Learning Algorithms by Teles

Binary Search

                
        // Binary search in an int array
        int binary_search(int arr[], int size, int target) {
            int left = 0;
            int right = size - 1;
            
            while (left <= right) {
                int mid = left + (right - left) / 2;
                
                if (arr[mid] == target) {
                    return mid;
                }
                
                // Divide and rule
                if (arr[mid] < target) {
                    left = mid + 1;
                }
                else {
                    right = mid - 1;
                }
            }
            
            // Element not found in the array
            return -1; 
        }
                
            

Binary search is a search algorithm that finds the position of a target value within a sorted array.

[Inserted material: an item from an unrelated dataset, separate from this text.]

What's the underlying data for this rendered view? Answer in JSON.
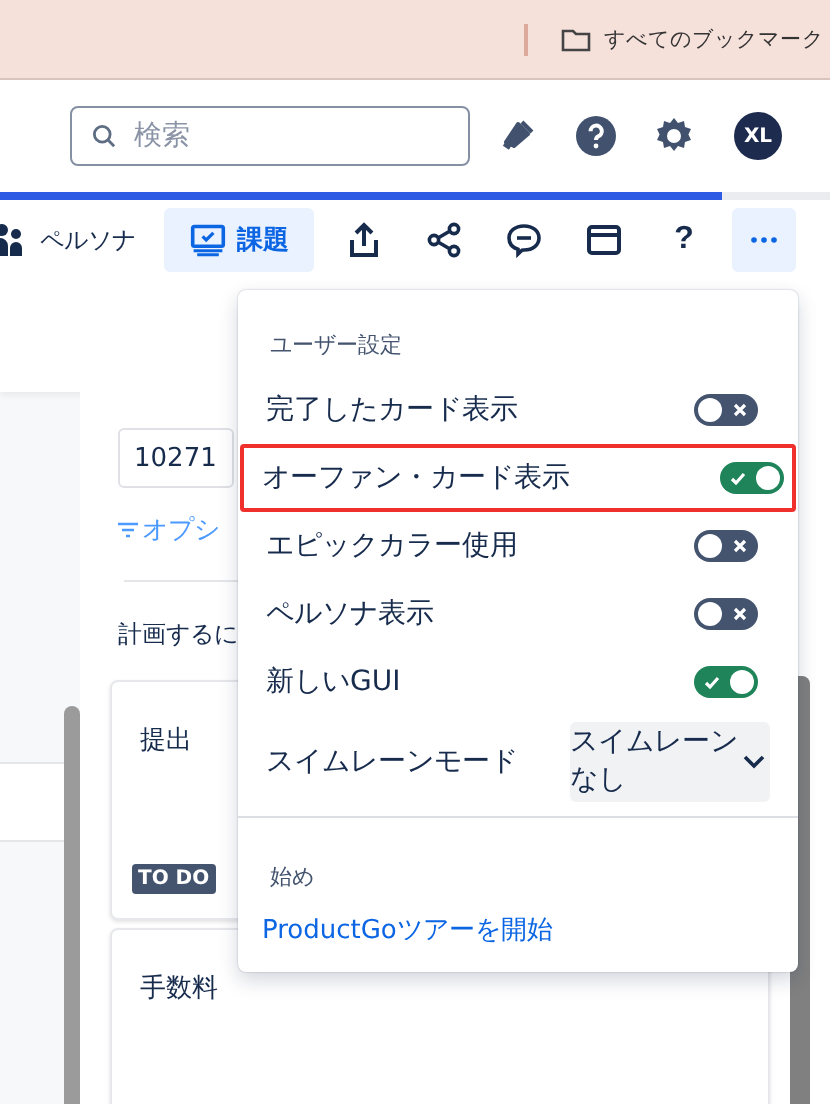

It works by repeatedly dividing the search interval in half, comparing the target value to the middle element of the interval, and then determining which half to search based on whether the target value is less than or greater than the middle element. This process continues until the target value is found or the search interval is empty, indicating that the target value is not present in the array.

The Concept

Divide and Rule

The "Divide and Rule" strategy, also known as "Divide and Conquer," is a fundamental algorithmic technique used to solve complex problems by breaking them down into simpler sub-problems. This approach involves dividing the problem into smaller, more manageable parts, solving each part independently, and then combining the solutions to form the final result. In the context of binary search, this method is employed by repeatedly dividing the search interval in half until the target value is found or the interval is empty. This technique is efficient for problems where the solution can be constructed from solutions to smaller instances of the same problem.

Complexity

The time complexity of the binary search algorithm is O(log n), where n is the number of elements in the array. This logarithmic complexity arises because each iteration of the binary search halves the search space, significantly reducing the number of comparisons needed to find the target value. As a result, binary search is highly efficient compared to linear search algorithms, especially for large datasets. The space complexity of binary search is O(1) in its iterative form, as it only requires a constant amount of additional memory for variables, regardless of the size of the input array.